As a young man looking to establish yourself in a university’s basketball program, don’t just chase the size of the arena, what’s on the front of your jersey or what kind of shoes you’re going to be wearing. Make sure there’s some substance to your chase. Because as a coach, the last thing I want to do is spend a lot of time and effort on getting a young man into our program, only to see him leave and try to chase another thing that maybe he should’ve seen before he made his initial decision.
The goal is to have all your questions answered so you feel prepared and ready to make the best decision for your future.
Q: What do high school athletes control during the college recruiting process?
A: Their communication. Be up front and be transparent about what you want. Nothing drives me crazier than dealing with a recruit that’s always looking for the next best thing. Because that’s what blocks honest communication.
If we’re not interested in you as a player, we’re going to let you know. The same should apply to you, the player. It’s okay to come that kind of mutual decision. Not every program is going to be right for you and not every recruit is going to fit in with our program.
If you want to be in total control of what you’ve got going on, communicate openly with coaches. If you’re interested in learning more about a program, tell the coach. If you’d rather see what else is out there, say it.
Student-athletes have such a unique ability to communicate in 2017 via social media, etc. If you approach communicating with coaches the right way, you can really sift through the nonsense of the college recruiting process.
Q: What is your advice to a recruit that’s not being heavily recruited or recruited at all?
A: I always tell kids that if you want to be recruited, you have to get out there and sell it! Whether that’s calling a coach or sending an email, do what you need to do to have a coach pay attention to you. It’s your job as an athlete to search out that scholarship that’s meant for you.
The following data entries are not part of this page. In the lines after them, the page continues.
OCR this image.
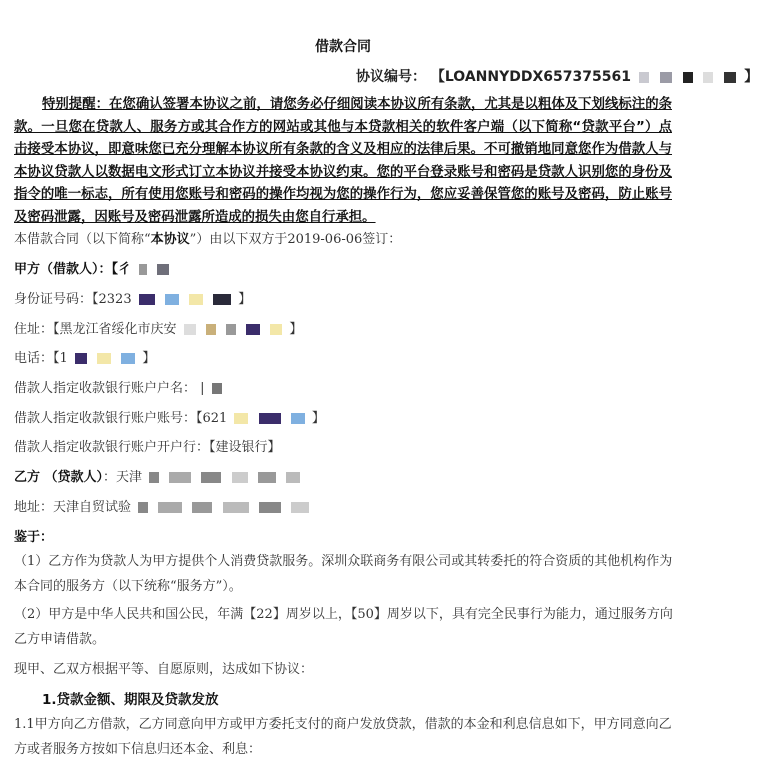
借款合同
协议编号： 【LOANNYDDX657375561	】
特别提醒：在您确认签署本协议之前，请您务必仔细阅读本协议所有条款，尤其是以粗体及下划线标注的条款。一旦您在贷款人、服务方或其合作方的网站或其他与本贷款相关的软件客户端（以下简称“贷款平台”）点击接受本协议，即意味您已充分理解本协议所有条款的含义及相应的法律后果。不可撤销地同意您作为借款人与本协议贷款人以数据电文形式订立本协议并接受本协议约束。您的平台登录账号和密码是贷款人识别您的身份及指令的唯一标志，所有使用您账号和密码的操作均视为您的操作行为，您应妥善保管您的账号及密码，防止账号及密码泄露，因账号及密码泄露所造成的损失由您自行承担。
本借款合同（以下简称“本协议”）由以下双方于2019-06-06签订：
甲方（借款人）：【彳
身份证号码：【2323	】
住址：【黑龙江省绥化市庆安	】
电话：【1	】
借款人指定收款银行账户户名： |
借款人指定收款银行账户账号：【621	】
借款人指定收款银行账户开户行：【建设银行】
乙方 （贷款人）：天津
地址：天津自贸试验
鉴于：
（1）乙方作为贷款人为甲方提供个人消费贷款服务。深圳众联商务有限公司或其转委托的符合资质的其他机构作为本合同的服务方（以下统称“服务方”）。
（2）甲方是中华人民共和国公民，年满【22】周岁以上，【50】周岁以下，具有完全民事行为能力，通过服务方向乙方申请借款。
现甲、乙双方根据平等、自愿原则，达成如下协议：
1.贷款金额、期限及贷款发放
1.1甲方向乙方借款，乙方同意向甲方或甲方委托支付的商户发放贷款，借款的本金和利息信息如下，甲方同意向乙方或者服务方按如下信息归还本金、利息：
We tell the guys in our open-tryouts all the time that this is a job interview. You’ve got to sell a coach what you can and can’t do. You’re essentially selling a product, and that product is you. With all the ways of communicating and creating exposure these days, it would almost be detrimental for you to not do everything you can to be a part of a program.
I’m not telling you to be overbearing and annoying, I’m telling you to take it to where the answer is no. We’ve had guys show up on our campus that we didn’t even know existed and four years later, they’re on full scholarships and graduated. It’s because they pursued it!